Bałtyckie Stowarzyszenie Krótkofalowców
przykład dobrej praktyki...
Witaj Piotrze ,dobry wieczor.

Bardzo dziekuje za zaproszenie i reakcje na mój wpis , dziekuje za dobre slowo.

Mój pobyt w Anglii uważam za bardzo udany.

Cel został osiagniety.

Troche przesadzilem w zakupach sprzętu krotkofalarskiego, a czasu pozostalo mi już niewiele , 10- 15 lat jak Bog da, a moze do konca swiata i pare dni dluzej.

I im będę starszy to pewnie będę się wszystkiego pozbywal co nagromadziłem , takie zachowania obserwuje wśród starszych kolegow .

No może moje wnuki się zainteresują naszym hobby , robie co mogę .

Moje maluchy (4 -ro letni wnuczek i dwuletnia dziewczynka ) bardzo lubia przylatywać do mego pokuju i krecic galkami trx-ow .Specjalnie na ta okoliczność sprzet jest podlaczony , zeby kolorowe swiatelka się swiecily i w glosnikach było slychac .
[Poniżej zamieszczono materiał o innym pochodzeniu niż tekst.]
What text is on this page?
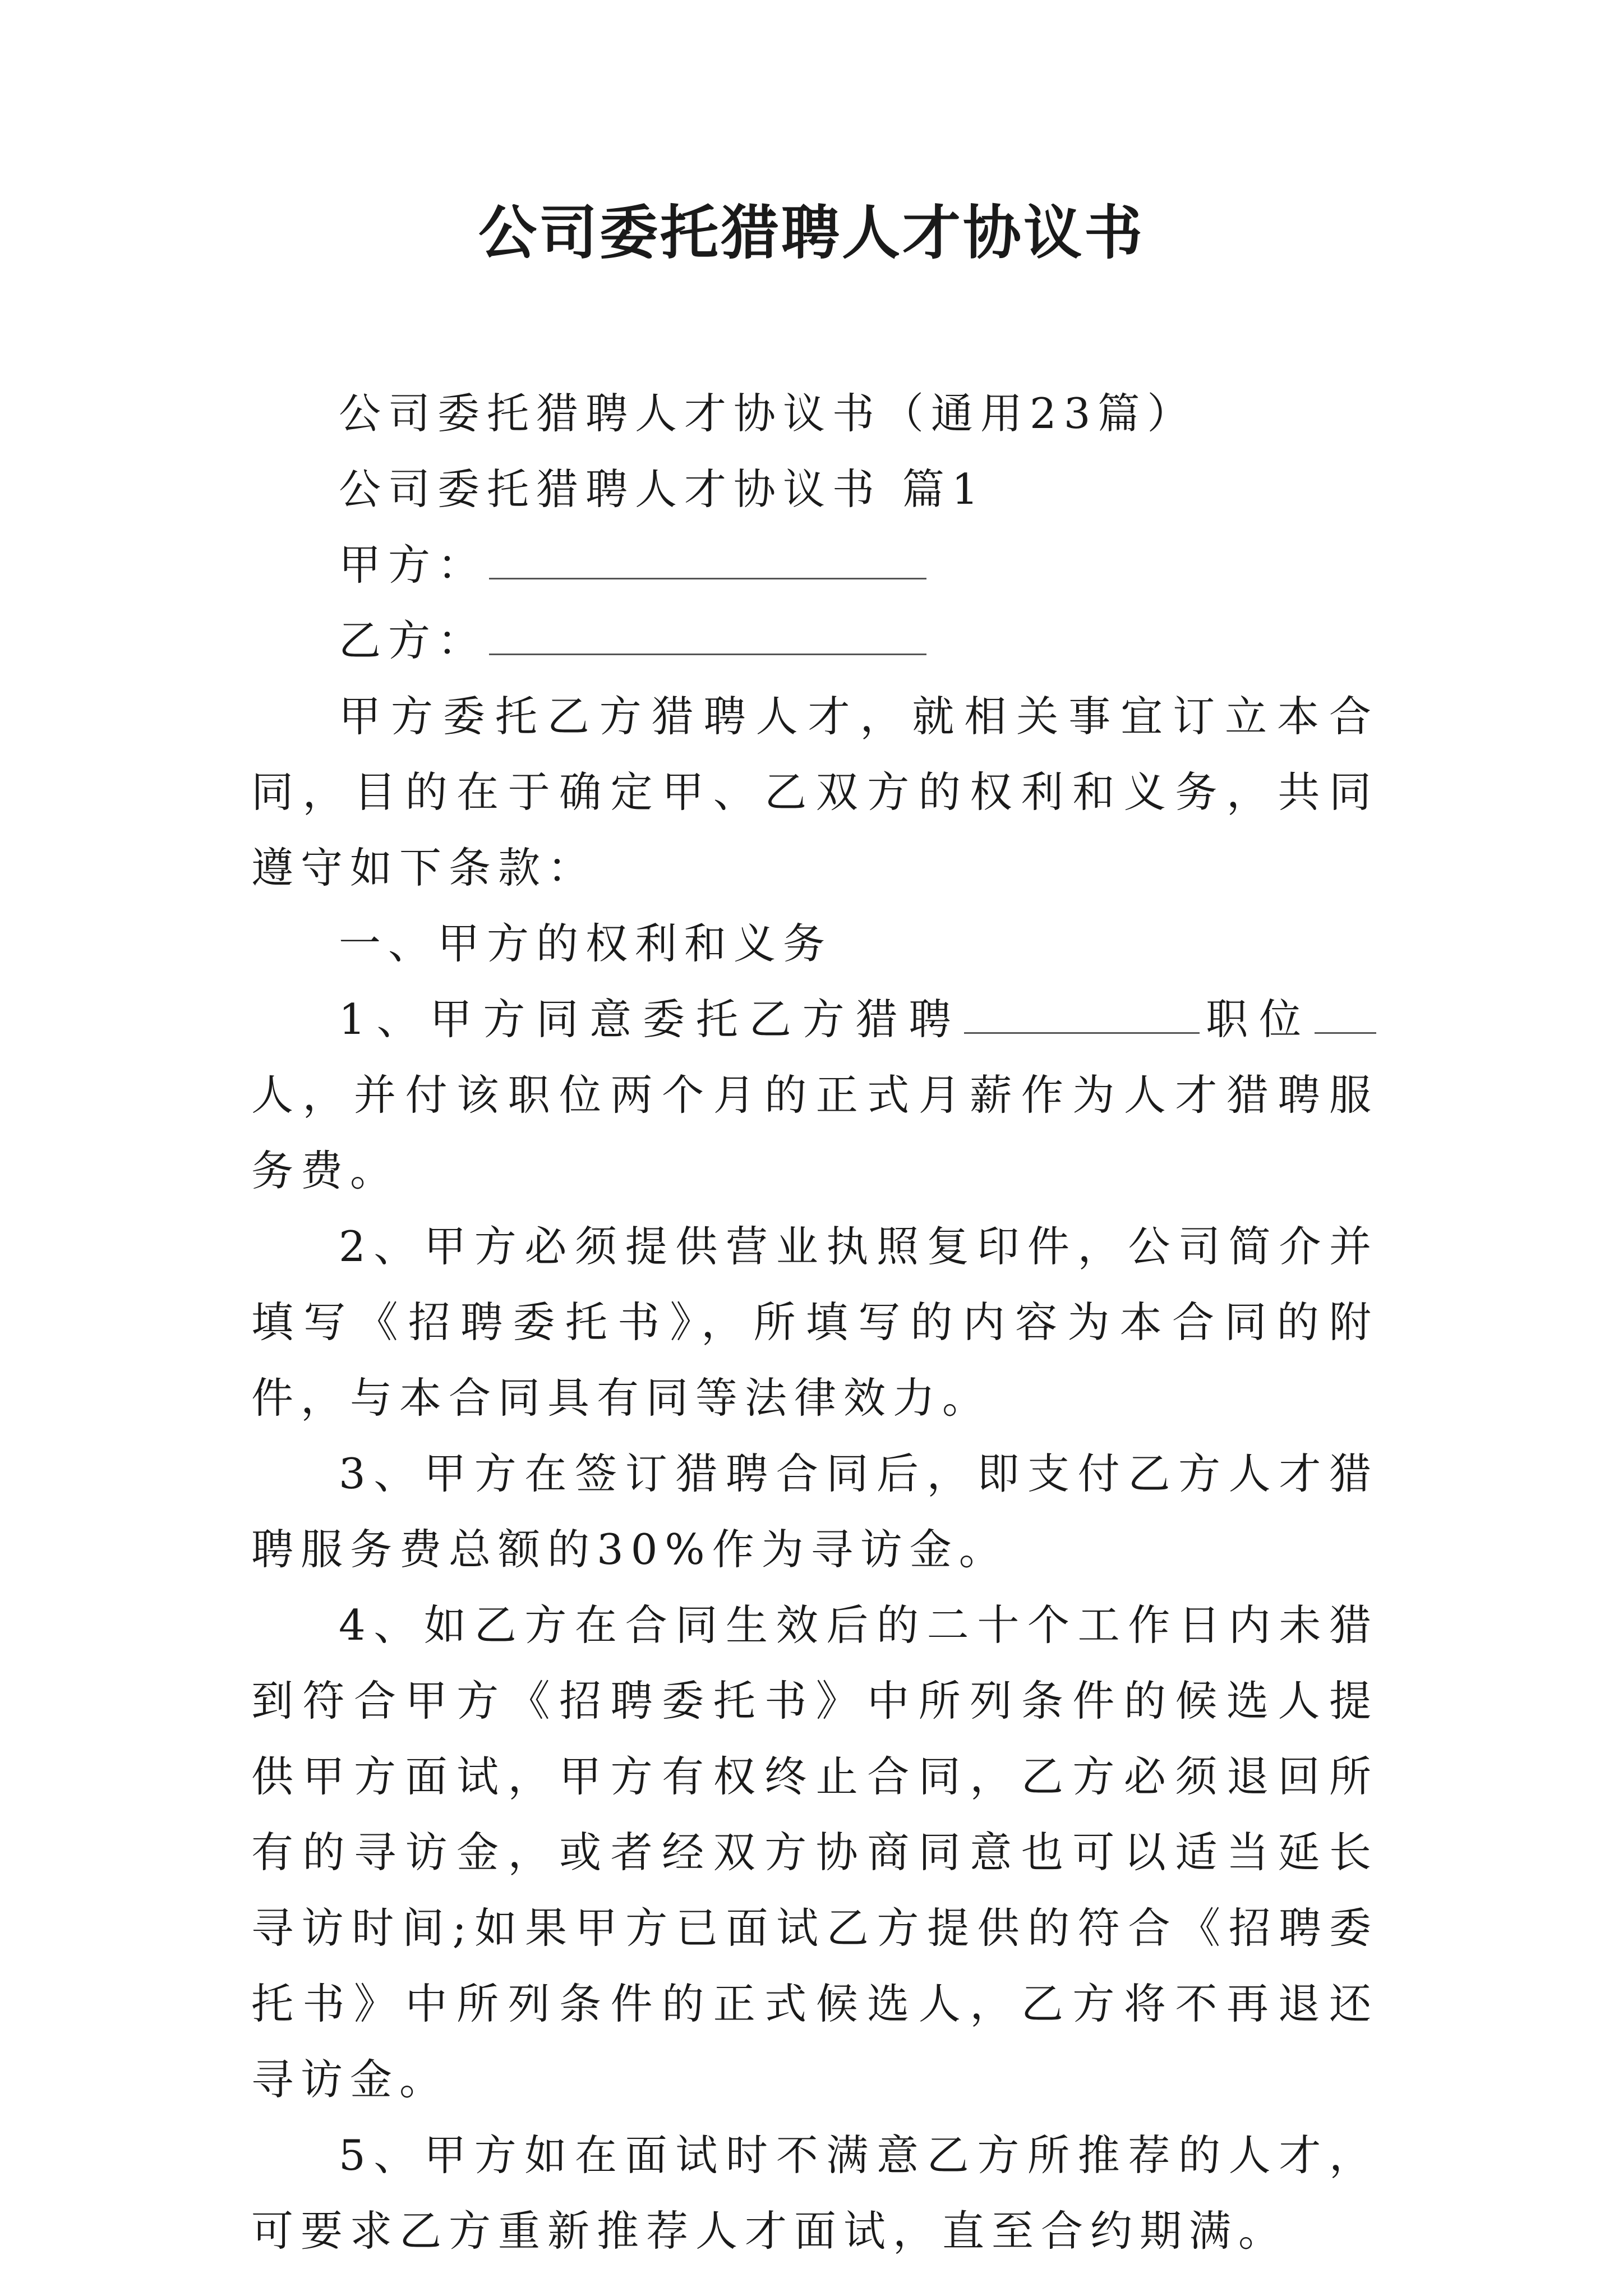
公司委托猎聘人才协议书

公司委托猎聘人才协议书（通用23篇）

公司委托猎聘人才协议书 篇1

甲方：

乙方：

甲方委托乙方猎聘人才，就相关事宜订立本合同，目的在于确定甲、乙双方的权利和义务，共同遵守如下条款：

一、甲方的权利和义务

1、甲方同意委托乙方猎聘	职位人，并付该职位两个月的正式月薪作为人才猎聘服务费。

2、甲方必须提供营业执照复印件，公司简介并填写《招聘委托书》，所填写的内容为本合同的附件，与本合同具有同等法律效力。

3、甲方在签订猎聘合同后，即支付乙方人才猎聘服务费总额的30%作为寻访金。

4、如乙方在合同生效后的二十个工作日内未猎到符合甲方《招聘委托书》中所列条件的候选人提供甲方面试，甲方有权终止合同，乙方必须退回所有的寻访金，或者经双方协商同意也可以适当延长寻访时间;如果甲方已面试乙方提供的符合《招聘委托书》中所列条件的正式候选人，乙方将不再退还寻访金。

5、甲方如在面试时不满意乙方所推荐的人才，可要求乙方重新推荐人才面试，直至合约期满。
Moje wnuki to pokolenie telefonow komórkowych i tabletow .

Biora mikrofony i przykladaja do ucha.


Mowie do nich zeby trzymaly mikrofon przed ustami ( pokazuje jak to maja robic ) i zeby mowily halo.

https://zapodaj.net/8734dab444f69.jpg.html

Jeżeli chodzi o aktywność stacji na VHF czy UHF to sytuacja jest podobna w wielu okręgach ,nie mowie ze we wszystkich , dlatego tez postanowiłem być QRV non stop jako emeryt ( z przerwa na zakup bulki i mleka , na obiad oraz spacery ) , urządzenia będą wlacone i będę reagowal na sygnaly kolegow przejezdajacych przez Wroclaw .

O aktywności moich kolegow nie mogę nic powiedzieć , ponieważ mieszkam i pracuje za granica , a we Wroclawiu jestem 3-4 razy w roku.


Zycze dobrej nocy Tobie Piotrze i wszystkim uczestnikom forum SP7PKI - Jozek SP6FPH- Londyn 15.02.2019 --SE264PU.


PS Wpisując podany kod pocztowy w google maps ,można zobaczyć w jakim rejonie Londynu mieszkam.